Por Kenneth Pierce
En el mundo de hoy hay muchas organizaciones que hacen el bien. Muchísimas personas, con muy buenas intenciones, ayudan y participan en iniciativas con algún fin benéfico. Se trata, sin duda, de algo loable. Todo acto que nos dirige hacia la ayuda del prójimo nos ennoblece y nos hace mejores personas.
A veces, sin embargo, se confunde este tipo de ayuda con lo que es propio de la caridad. Ilumina, por eso, entender la diferencia entre la ayuda “filantrópica” y la caridad. “Filantropía” es una palabra que viene del griego y que hace referencia al amor por el género humano. La caridad también supone amor por la humanidad, y al igual que la filantropía, no espera nada en retorno. Ambas son, en este sentido, “gratuitas”.
Hay, sin embargo, una gran diferencia: las motivaciones de la filantropía pueden ser muchas, pero siempre se circunscriben –en cierto sentido– a la esfera de lo humano. La caridad, por otro lado, tiene como motivo el amor a Dios, y es por amor a Dios que se ayuda al prójimo. Como dice el Catecismo, la caridad es la virtud teologal por la cual amamos a Dios sobre todas las cosas por El mismo, y a nuestro prójimo como a nosotros mismos por amor de Dios.

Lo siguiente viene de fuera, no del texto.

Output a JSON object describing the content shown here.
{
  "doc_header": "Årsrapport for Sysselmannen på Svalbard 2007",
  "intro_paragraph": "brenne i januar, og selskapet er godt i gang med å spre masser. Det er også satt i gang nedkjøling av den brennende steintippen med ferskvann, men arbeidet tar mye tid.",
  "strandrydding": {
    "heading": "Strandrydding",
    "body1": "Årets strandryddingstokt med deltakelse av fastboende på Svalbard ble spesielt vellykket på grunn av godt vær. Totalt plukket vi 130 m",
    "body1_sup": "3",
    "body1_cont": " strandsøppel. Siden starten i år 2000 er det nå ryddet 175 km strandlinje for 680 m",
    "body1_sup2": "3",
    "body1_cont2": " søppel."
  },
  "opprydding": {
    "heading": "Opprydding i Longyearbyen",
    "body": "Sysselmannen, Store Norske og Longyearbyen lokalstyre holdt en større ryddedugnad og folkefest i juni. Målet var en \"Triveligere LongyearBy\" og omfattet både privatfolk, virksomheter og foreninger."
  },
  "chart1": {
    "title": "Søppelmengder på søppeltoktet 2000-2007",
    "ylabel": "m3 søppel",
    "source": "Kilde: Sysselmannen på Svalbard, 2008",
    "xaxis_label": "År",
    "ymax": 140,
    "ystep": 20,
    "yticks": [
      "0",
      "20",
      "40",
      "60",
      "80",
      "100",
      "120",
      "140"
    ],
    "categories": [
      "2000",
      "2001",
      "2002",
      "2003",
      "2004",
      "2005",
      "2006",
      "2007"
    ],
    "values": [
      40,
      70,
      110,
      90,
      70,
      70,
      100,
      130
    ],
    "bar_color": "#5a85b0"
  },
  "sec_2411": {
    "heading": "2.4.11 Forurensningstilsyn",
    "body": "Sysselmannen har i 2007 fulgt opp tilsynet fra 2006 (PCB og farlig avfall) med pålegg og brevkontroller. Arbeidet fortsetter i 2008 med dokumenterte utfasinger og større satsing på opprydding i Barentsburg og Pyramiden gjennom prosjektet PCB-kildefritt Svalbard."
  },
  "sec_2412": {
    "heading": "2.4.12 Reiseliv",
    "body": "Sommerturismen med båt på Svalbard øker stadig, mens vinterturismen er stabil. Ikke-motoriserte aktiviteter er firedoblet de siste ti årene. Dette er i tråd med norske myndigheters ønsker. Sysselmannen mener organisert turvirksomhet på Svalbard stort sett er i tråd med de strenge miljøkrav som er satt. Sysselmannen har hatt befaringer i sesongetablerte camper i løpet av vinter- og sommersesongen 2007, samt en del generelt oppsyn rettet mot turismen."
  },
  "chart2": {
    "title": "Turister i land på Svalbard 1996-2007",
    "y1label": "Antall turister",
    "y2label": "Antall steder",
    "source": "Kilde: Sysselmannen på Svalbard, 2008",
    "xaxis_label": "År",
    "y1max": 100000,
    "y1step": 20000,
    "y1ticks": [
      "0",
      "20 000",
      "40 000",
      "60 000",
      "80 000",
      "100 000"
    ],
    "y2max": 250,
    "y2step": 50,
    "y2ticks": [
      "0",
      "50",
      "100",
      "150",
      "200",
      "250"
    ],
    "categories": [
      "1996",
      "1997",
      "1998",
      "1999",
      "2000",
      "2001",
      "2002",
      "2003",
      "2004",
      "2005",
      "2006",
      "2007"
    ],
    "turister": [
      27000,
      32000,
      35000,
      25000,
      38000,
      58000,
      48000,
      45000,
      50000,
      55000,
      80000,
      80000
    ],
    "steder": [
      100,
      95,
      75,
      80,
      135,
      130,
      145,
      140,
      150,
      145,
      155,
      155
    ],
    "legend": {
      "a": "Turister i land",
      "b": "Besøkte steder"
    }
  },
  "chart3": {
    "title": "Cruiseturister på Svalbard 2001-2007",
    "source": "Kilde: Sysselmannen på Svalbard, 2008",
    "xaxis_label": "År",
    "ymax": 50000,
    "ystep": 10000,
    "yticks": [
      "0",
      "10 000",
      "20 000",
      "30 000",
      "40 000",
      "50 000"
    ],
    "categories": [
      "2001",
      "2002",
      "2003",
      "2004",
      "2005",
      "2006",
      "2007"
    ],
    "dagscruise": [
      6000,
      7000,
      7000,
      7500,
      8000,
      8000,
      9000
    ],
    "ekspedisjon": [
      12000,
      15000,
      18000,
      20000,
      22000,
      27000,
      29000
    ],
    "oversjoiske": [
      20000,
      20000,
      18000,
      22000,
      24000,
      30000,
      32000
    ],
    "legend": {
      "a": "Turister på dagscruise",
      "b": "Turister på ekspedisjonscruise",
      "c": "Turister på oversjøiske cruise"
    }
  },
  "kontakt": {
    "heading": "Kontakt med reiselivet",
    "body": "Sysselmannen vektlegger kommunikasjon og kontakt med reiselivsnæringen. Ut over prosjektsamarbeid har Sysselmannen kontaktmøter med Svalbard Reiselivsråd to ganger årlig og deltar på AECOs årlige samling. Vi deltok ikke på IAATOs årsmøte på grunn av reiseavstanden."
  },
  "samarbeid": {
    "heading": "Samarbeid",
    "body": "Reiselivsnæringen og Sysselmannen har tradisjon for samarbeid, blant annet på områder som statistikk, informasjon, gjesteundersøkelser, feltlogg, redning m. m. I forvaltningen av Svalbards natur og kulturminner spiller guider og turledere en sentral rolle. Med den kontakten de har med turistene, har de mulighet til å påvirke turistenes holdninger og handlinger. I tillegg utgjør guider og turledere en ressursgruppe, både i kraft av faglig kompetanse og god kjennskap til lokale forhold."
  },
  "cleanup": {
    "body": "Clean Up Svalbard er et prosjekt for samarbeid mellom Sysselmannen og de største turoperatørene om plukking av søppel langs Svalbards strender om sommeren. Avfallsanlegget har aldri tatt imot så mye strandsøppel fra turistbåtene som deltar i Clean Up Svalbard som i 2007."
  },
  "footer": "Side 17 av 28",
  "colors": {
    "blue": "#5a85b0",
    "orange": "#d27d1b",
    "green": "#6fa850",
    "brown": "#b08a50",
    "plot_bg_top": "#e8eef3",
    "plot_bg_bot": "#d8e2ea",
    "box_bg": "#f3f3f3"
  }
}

La caridad, enseña la Iglesia, asegura y purifica nuestra facultad humana de amar, y la eleva a la perfección sobrenatural del amor divino. No hay, por eso, virtud que se le asemeje, ni que nos asemeje tanto a Dios.
La filantropía es sin duda buena, pero en cierto sentido, no deja de ser una acción “horizontal”. La caridad, por el contrario, aunque puede ser similar en sus manifestaciones, es por dentro muy distinta, y nos lanza al encuentro de Dios y de los demás como ninguna otra virtud.